The sheriff's office said none of the other contestants fell ill.

“Unless the roaches were contaminated with some bacteria or other pathogens, I don't think that cockroaches would be unsafe to eat,” said Michael Adams, professor of entomology at the University of California at Riverside. He said he has never heard of someone dying after consuming roaches.

“Some people do have allergies to roaches,” he added, “but there are no toxins in roaches or related insects.”

There was no updated phone number listed for Archbold in West Palm Beach.

“We feel terribly awful,” said store owner Ben Siegel, who added that Archbold did not appear to be sick before the contest.

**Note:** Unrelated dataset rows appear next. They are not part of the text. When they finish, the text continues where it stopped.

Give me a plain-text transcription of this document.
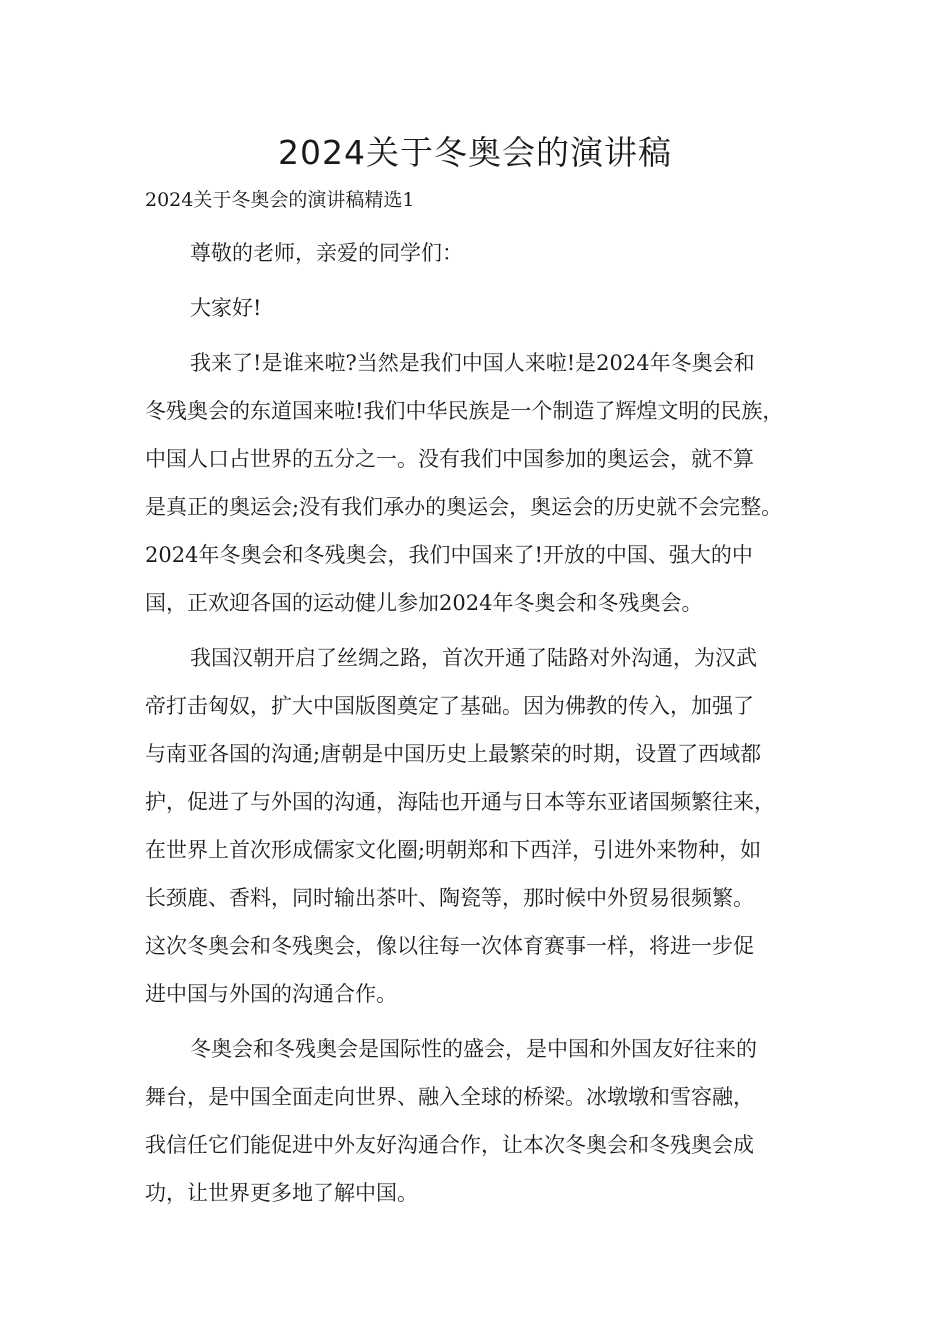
2024关于冬奥会的演讲稿
2024关于冬奥会的演讲稿精选1

尊敬的老师，亲爱的同学们：

大家好!

我来了!是谁来啦?当然是我们中国人来啦!是2024年冬奥会和
冬残奥会的东道国来啦!我们中华民族是一个制造了辉煌文明的民族，
中国人口占世界的五分之一。没有我们中国参加的奥运会，就不算
是真正的奥运会;没有我们承办的奥运会，奥运会的历史就不会完整。
2024年冬奥会和冬残奥会，我们中国来了!开放的中国、强大的中
国，正欢迎各国的运动健儿参加2024年冬奥会和冬残奥会。

我国汉朝开启了丝绸之路，首次开通了陆路对外沟通，为汉武
帝打击匈奴，扩大中国版图奠定了基础。因为佛教的传入，加强了
与南亚各国的沟通;唐朝是中国历史上最繁荣的时期，设置了西域都
护，促进了与外国的沟通，海陆也开通与日本等东亚诸国频繁往来，
在世界上首次形成儒家文化圈;明朝郑和下西洋，引进外来物种，如
长颈鹿、香料，同时输出茶叶、陶瓷等，那时候中外贸易很频繁。
这次冬奥会和冬残奥会，像以往每一次体育赛事一样，将进一步促
进中国与外国的沟通合作。

冬奥会和冬残奥会是国际性的盛会，是中国和外国友好往来的
舞台，是中国全面走向世界、融入全球的桥梁。冰墩墩和雪容融，
我信任它们能促进中外友好沟通合作，让本次冬奥会和冬残奥会成
功，让世界更多地了解中国。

“He looked like he just wanted to show off and was very nice,” Siegel said, adding that Archbold was “the life of the party.”

A statement from Siegel's attorney said all the participants signed waivers “accepting responsibility for their participation in this unique and unorthodox contest.”

Siegel said Archbold was selling the exotic prize to a friend who took him to the contest.

The Miami Herald reported the grand prize has been put aside in Archbold's name and will be given to his estate.

The bugs consumed were from an inventory of insects “that are safely and domestically raised in a controlled environment as food for reptiles.”